Companies innovate for a purpose: They want to grow, enter new markets, develop new products, try out new marketing and sales strategies. Priorities for users are different: They want to get a job done. CFI clarifies the business intention upfront, making sure that innovators keep the goal in mind. It then frames the business challenge at hand from a users‘ jobs-to-be-done point of view, thereby shifting the perspective from a limiting internal company view to the broader user view.
Discovering unmet user needs is a challenge, often giving a picture distorted by both company-internal biases and customers being stuck with existing solutions. CFI explores user jobs and context realities both broad and deep along the usage journey – thereby uncovering hundreds of specific user value metrics that drive behaviors. In a second step, CFI lets customers/users validate those metrics outside-in to identify user pain points and essential needs.

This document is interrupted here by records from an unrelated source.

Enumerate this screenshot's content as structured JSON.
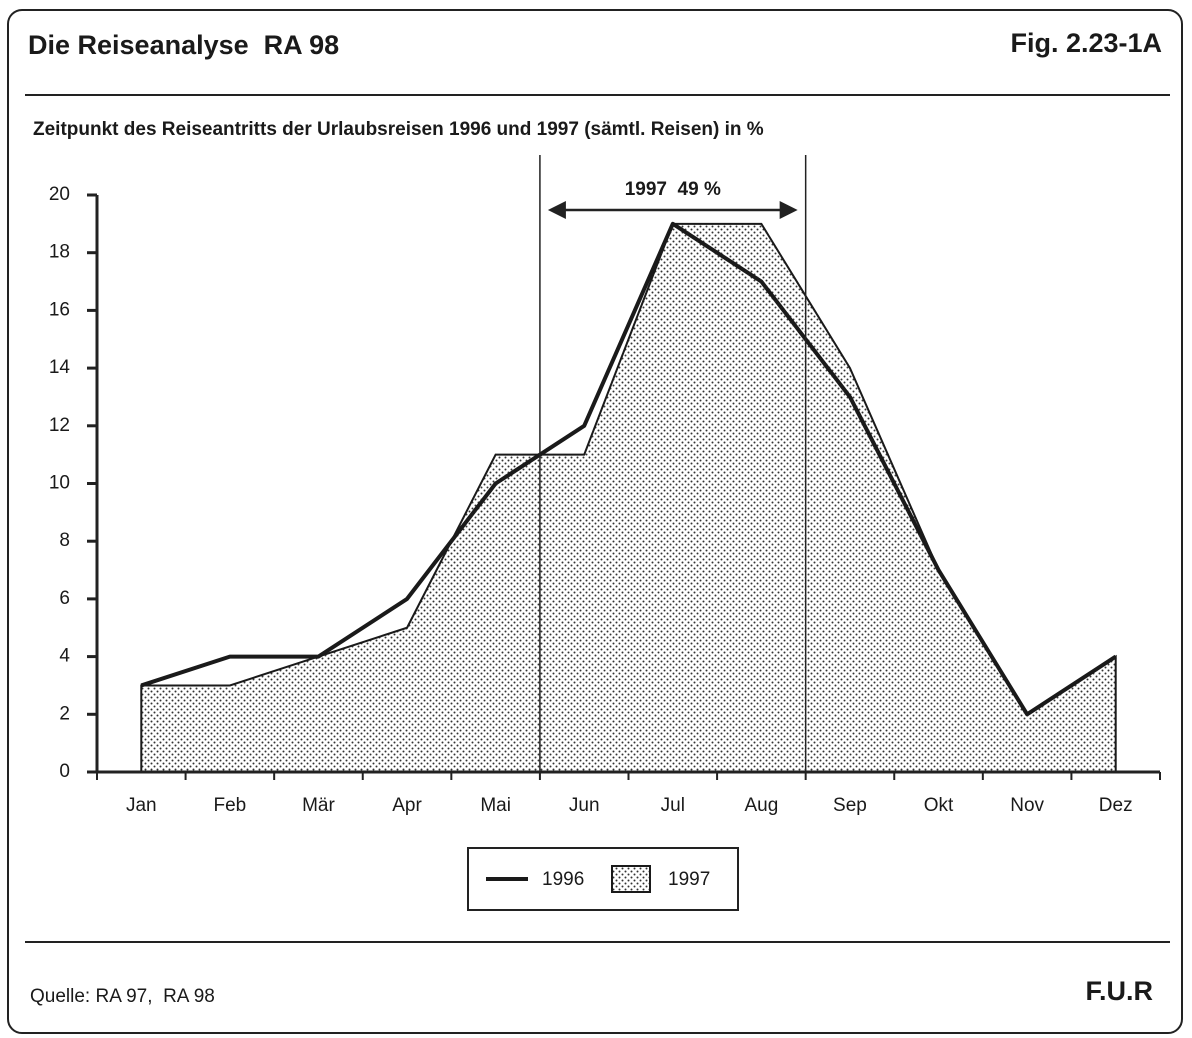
{
  "header": {
    "title": "Die Reiseanalyse  RA 98",
    "figure": "Fig. 2.23-1A"
  },
  "chart_data": {
    "type": "line",
    "title": "Zeitpunkt des Reiseantritts der Urlaubsreisen 1996 und 1997 (sämtl. Reisen) in %",
    "annotation": "1997  49 %",
    "categories": [
      "Jan",
      "Feb",
      "Mär",
      "Apr",
      "Mai",
      "Jun",
      "Jul",
      "Aug",
      "Sep",
      "Okt",
      "Nov",
      "Dez"
    ],
    "series": [
      {
        "name": "1996",
        "color": "#1a1a1a",
        "values": [
          3,
          4,
          4,
          6,
          10,
          12,
          19,
          17,
          13,
          7,
          2,
          4
        ]
      },
      {
        "name": "1997",
        "color": "#1a1a1a",
        "fill": "dotted",
        "values": [
          3,
          3,
          4,
          5,
          11,
          11,
          19,
          19,
          14,
          7,
          2,
          4
        ]
      }
    ],
    "ylim": [
      0,
      20
    ],
    "yticks": [
      0,
      2,
      4,
      6,
      8,
      10,
      12,
      14,
      16,
      18,
      20
    ],
    "grid": false
  },
  "footer": {
    "source": "Quelle: RA 97,  RA 98",
    "publisher": "F.U.R"
  }
}
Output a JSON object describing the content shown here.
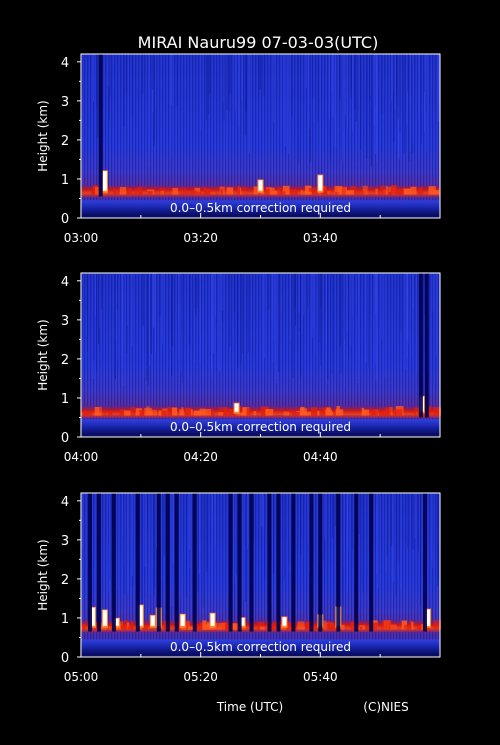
{
  "title": "MIRAI Nauru99 07-03-03(UTC)",
  "footer": {
    "xlabel": "Time (UTC)",
    "credit": "(C)NIES"
  },
  "colors": {
    "background": "#000000",
    "text": "#ffffff",
    "field": "#1a2bd0",
    "surface": "#0a0c70",
    "cloud_low": "#b01a1a",
    "cloud_high": "#ffffff",
    "dropout": "#00004a"
  },
  "chart_data": [
    {
      "type": "heatmap",
      "ylabel": "Height (km)",
      "ylim": [
        0,
        4.2
      ],
      "yticks": [
        "0",
        "1",
        "2",
        "3",
        "4"
      ],
      "xticks": [
        "03:00",
        "03:20",
        "03:40"
      ],
      "xlim": [
        "03:00",
        "04:00"
      ],
      "annotation": "0.0–0.5km correction required",
      "cloud_base_km": 0.65,
      "dropouts_min": [
        3.3
      ],
      "bright_cloud_min": [
        4,
        30,
        40
      ]
    },
    {
      "type": "heatmap",
      "ylabel": "Height (km)",
      "ylim": [
        0,
        4.2
      ],
      "yticks": [
        "0",
        "1",
        "2",
        "3",
        "4"
      ],
      "xticks": [
        "04:00",
        "04:20",
        "04:40"
      ],
      "xlim": [
        "04:00",
        "05:00"
      ],
      "annotation": "0.0–0.5km correction required",
      "cloud_base_km": 0.6,
      "dropouts_min": [
        56.8,
        57.8
      ],
      "bright_cloud_min": [
        26,
        57
      ]
    },
    {
      "type": "heatmap",
      "ylabel": "Height (km)",
      "ylim": [
        0,
        4.2
      ],
      "yticks": [
        "0",
        "1",
        "2",
        "3",
        "4"
      ],
      "xticks": [
        "05:00",
        "05:20",
        "05:40"
      ],
      "xlim": [
        "05:00",
        "06:00"
      ],
      "annotation": "0.0–0.5km correction required",
      "cloud_base_km": 0.75,
      "dropouts_min": [
        1.5,
        3.0,
        5.5,
        9.5,
        13.0,
        14.5,
        16.0,
        19.0,
        25.0,
        26.5,
        28.5,
        31.5,
        33.0,
        35.5,
        38.5,
        40.0,
        43.0,
        46.0,
        48.5,
        57.5
      ],
      "bright_cloud_min": [
        2,
        4,
        6,
        10,
        12,
        13,
        17,
        22,
        27,
        34,
        40,
        43,
        58
      ]
    }
  ]
}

A deep understanding of users‘ point of view offers major opportunities. As the main focus of discussions and decision-making shifts to pain points and how well they are addressed, innovation strategies are oriented towards user needs. Everyone involved gains a better understanding of what needs to be done so business objectives can be achieved. Every project or initiative will be centered around a value proposition that resonates with users.
Every company has its own way of developing solutions. Some follow a more conventional R&D approach, others a more agile one that involves frequent interactions with users. No matter which one you prefer – keeping focused on users‘ pain points is key. The CFI framework keeps users at the table throughout the development process, thus maximizing your innovation success.